What is really effective mass?
Effective mass emerges as a result of expanding the energy dispersion near its minimum/maximum, where it is correspondingly positive/negative.
Energy spectrum of a crystalline solid consists of energy bands of finite width, described by an energy dispersion relation $\epsilon_n(\mathbf{k})$, where $n$ is the band index and $\hbar\mathbf{k}$ is quasi-momentum - this is not the real momentum of an electron, but a quantum number entering the Bloch theorem.
Let us take for simplicity a one-dimensional band with dispersion
$$\epsilon(k) = \Delta\cos(ka).$$
This band has minima at $k=\pm\pi/a$ and maximum at $k=0$, and its width is $2\Delta$. If we expand this energy-quasi-momentum relation at $k=0$, we obtain
$$\epsilon(k)\approx\Delta -\frac{\Delta a^2 k^2}{2} = \Delta + \frac{\hbar^2k^2}{2m^*},$$
where the effective mass is defined as
$$m^*=-\frac{\hbar^2}{\Delta a^2}.$$
The effective mass is introduced by analogy with the free-electron dispersion relation
$$\epsilon(k) = \frac{p^2}{2m*} = \frac{\hbar^2k^2}{2m},$$
and simplifies calculations, when the electrons are indeed close to the band extrema.
If instead we wanted to expand the dispersion relation near its minimum, we could write $k=\pm\pi/a + q$, and obtain
$$\epsilon(k) = \Delta\cos(\pm\pi + qa) = -\Delta\cos(qa) \approx\Delta +\frac{\Delta a^2 q^2}{2} = \Delta + \frac{\hbar^2q^2}{2m^*}.$$
For a real semiconductor we are usually interested in the phenomena happening near the maximum of the valence band, which is filled with electrons up to the top, and the bottom of the conduction band, which is empty. Therefore the effective mass in the conduction band is positive, whereas in the valence band it is negative. Since in real materials the energy bands have complicated form, we often have to deal with the effective mass tensor, resulting from the expansion of the three-dimensional energy-momentum relation:
$$\epsilon(\mathbf{k}) \approx \epsilon(0) + \frac{1}{2}\sum_{i,j}\frac{\partial^2\epsilon(\mathbf{k})}{\partial k_i\partial k_j}|_{\mathbf{k}=0}k_i k_j = \epsilon(0) + \sum_{i,j}\frac{\hbar^2k_ik_j}{2m_{ij}^*},\\
\frac{1}{m_{ij}^*} = \frac{1}{\hbar^2}\frac{\partial^2\epsilon(\mathbf{k})}{\partial k_i\partial k_j}|_{\mathbf{k}=0}
$$
(more precisely, it is the inverse effective mass that has tensor properties.)

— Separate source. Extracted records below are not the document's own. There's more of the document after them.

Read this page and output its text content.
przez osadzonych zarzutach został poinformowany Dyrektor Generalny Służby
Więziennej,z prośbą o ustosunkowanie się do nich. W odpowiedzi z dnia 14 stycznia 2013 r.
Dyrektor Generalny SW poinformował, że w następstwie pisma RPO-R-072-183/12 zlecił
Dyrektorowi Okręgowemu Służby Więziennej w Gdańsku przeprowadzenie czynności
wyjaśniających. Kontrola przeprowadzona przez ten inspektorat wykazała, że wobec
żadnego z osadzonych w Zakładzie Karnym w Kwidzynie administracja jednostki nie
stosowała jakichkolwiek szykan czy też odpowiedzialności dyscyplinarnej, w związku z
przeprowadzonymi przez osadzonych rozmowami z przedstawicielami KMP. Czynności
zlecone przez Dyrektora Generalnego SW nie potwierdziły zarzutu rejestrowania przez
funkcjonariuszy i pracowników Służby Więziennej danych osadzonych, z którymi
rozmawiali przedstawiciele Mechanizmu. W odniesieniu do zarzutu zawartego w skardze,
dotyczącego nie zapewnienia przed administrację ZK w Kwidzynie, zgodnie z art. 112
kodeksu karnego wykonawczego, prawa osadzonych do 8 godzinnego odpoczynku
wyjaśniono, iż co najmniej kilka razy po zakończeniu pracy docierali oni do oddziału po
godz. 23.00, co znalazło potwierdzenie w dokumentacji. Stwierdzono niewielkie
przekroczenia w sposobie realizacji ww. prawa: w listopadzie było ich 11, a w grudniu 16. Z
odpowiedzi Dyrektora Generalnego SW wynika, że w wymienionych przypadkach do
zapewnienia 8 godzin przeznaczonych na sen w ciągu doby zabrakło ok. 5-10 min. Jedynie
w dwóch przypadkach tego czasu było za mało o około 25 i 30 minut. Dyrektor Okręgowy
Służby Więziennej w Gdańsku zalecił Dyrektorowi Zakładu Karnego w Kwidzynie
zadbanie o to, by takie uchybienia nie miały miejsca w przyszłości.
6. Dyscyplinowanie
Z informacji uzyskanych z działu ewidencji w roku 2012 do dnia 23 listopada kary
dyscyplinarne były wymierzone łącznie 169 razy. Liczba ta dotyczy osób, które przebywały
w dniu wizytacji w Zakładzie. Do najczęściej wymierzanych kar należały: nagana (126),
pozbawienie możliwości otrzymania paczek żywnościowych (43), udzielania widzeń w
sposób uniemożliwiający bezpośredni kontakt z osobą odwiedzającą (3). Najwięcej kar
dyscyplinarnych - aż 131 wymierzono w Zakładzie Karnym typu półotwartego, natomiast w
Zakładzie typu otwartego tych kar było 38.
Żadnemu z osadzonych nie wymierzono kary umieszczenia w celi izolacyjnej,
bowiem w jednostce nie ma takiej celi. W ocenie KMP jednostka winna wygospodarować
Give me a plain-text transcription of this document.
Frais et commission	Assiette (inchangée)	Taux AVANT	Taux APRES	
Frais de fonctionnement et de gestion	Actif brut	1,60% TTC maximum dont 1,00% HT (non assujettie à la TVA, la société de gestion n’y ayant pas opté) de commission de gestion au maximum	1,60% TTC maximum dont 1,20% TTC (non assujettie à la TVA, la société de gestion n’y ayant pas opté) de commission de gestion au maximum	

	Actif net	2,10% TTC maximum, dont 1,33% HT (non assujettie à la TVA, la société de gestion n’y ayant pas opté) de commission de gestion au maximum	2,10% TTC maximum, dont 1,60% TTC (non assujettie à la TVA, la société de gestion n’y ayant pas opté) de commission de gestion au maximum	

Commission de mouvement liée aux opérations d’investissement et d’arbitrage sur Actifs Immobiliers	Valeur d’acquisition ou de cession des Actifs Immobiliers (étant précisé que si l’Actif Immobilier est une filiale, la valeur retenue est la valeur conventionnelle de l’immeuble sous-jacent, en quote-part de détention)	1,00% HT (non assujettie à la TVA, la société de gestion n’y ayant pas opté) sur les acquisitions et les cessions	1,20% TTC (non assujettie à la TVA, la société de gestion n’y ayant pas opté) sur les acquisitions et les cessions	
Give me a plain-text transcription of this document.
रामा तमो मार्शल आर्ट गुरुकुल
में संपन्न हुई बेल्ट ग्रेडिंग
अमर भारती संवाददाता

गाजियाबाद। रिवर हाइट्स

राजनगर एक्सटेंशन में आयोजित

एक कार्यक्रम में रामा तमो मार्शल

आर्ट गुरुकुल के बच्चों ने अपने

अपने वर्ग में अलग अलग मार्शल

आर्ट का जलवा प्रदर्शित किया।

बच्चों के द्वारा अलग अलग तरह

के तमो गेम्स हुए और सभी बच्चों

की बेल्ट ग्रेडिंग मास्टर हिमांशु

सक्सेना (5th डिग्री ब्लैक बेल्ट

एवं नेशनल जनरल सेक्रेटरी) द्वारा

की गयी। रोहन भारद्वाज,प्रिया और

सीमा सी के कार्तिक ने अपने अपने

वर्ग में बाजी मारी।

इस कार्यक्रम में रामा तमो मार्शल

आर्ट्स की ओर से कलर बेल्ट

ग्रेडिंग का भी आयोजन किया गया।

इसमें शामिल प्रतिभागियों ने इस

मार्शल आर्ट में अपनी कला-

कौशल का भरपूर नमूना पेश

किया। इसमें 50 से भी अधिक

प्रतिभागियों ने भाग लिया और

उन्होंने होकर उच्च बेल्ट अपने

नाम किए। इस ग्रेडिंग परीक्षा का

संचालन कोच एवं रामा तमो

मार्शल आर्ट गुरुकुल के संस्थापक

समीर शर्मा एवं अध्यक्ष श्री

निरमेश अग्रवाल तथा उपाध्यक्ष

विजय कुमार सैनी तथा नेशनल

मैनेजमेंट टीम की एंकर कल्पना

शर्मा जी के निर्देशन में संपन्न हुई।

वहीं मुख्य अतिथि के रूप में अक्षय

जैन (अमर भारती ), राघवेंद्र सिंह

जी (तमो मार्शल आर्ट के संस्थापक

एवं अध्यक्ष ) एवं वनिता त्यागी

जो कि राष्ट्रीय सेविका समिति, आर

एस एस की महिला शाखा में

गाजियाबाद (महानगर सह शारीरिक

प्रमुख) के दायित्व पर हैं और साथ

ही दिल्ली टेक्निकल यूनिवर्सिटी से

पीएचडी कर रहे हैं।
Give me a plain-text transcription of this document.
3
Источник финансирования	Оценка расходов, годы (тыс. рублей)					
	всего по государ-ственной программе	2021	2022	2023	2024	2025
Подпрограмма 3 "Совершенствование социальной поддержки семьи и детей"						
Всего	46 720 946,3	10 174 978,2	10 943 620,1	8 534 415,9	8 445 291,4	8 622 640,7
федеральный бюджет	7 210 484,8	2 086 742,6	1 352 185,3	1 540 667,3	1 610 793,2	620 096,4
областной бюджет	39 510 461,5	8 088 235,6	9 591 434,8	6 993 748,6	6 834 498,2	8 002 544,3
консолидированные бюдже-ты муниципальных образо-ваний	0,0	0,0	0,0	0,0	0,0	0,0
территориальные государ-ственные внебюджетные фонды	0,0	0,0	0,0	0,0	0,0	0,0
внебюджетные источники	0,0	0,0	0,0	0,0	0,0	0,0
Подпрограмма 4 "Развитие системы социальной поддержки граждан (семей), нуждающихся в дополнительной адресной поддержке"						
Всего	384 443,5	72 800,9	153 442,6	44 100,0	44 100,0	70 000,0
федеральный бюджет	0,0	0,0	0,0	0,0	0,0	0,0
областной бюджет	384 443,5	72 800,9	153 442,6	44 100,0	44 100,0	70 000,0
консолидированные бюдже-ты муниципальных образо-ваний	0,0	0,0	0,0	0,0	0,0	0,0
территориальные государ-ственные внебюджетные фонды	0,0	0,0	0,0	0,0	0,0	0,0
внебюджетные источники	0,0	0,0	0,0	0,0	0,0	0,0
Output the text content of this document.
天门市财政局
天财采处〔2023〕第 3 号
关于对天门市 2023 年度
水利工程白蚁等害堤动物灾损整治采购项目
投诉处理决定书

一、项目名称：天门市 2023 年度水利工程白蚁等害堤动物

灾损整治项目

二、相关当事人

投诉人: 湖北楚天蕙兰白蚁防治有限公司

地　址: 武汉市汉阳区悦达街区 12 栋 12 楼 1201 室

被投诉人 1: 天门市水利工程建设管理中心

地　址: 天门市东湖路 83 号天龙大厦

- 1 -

Moreover, in a real material the bottom of the conduction band and the top of the valence band do not necessarily occur at the same point in k-space.
Effective mass near the edges of the Brillouin zone
Finally, when we go away from the band extremum, the expansion is not valid anymore. However, the effective mass does not diverge at $k=\pm\frac{\pi}{2a}$, since it is not a function of $k$, but the value of the derivative at a particular point(i.e., a band extremum):
$$m^*=\hbar^2\left(\frac{d^2E(k)}{dk^2}\right)|_{k=0},$$
it is NOT
$$m^*(k)=\hbar^2\left(\frac{d^2E(k)}{dk^2}\right).$$
Holes vs. electrons with negative effective mass
Holes are vacancies in the valence band, obtained by removing a few electrons at its top. All the electrons at the top of the valence band have negative effective mass, so holes are more than just electrons with a negative effective mass. In fact, holes are rather complex many-particle excitation.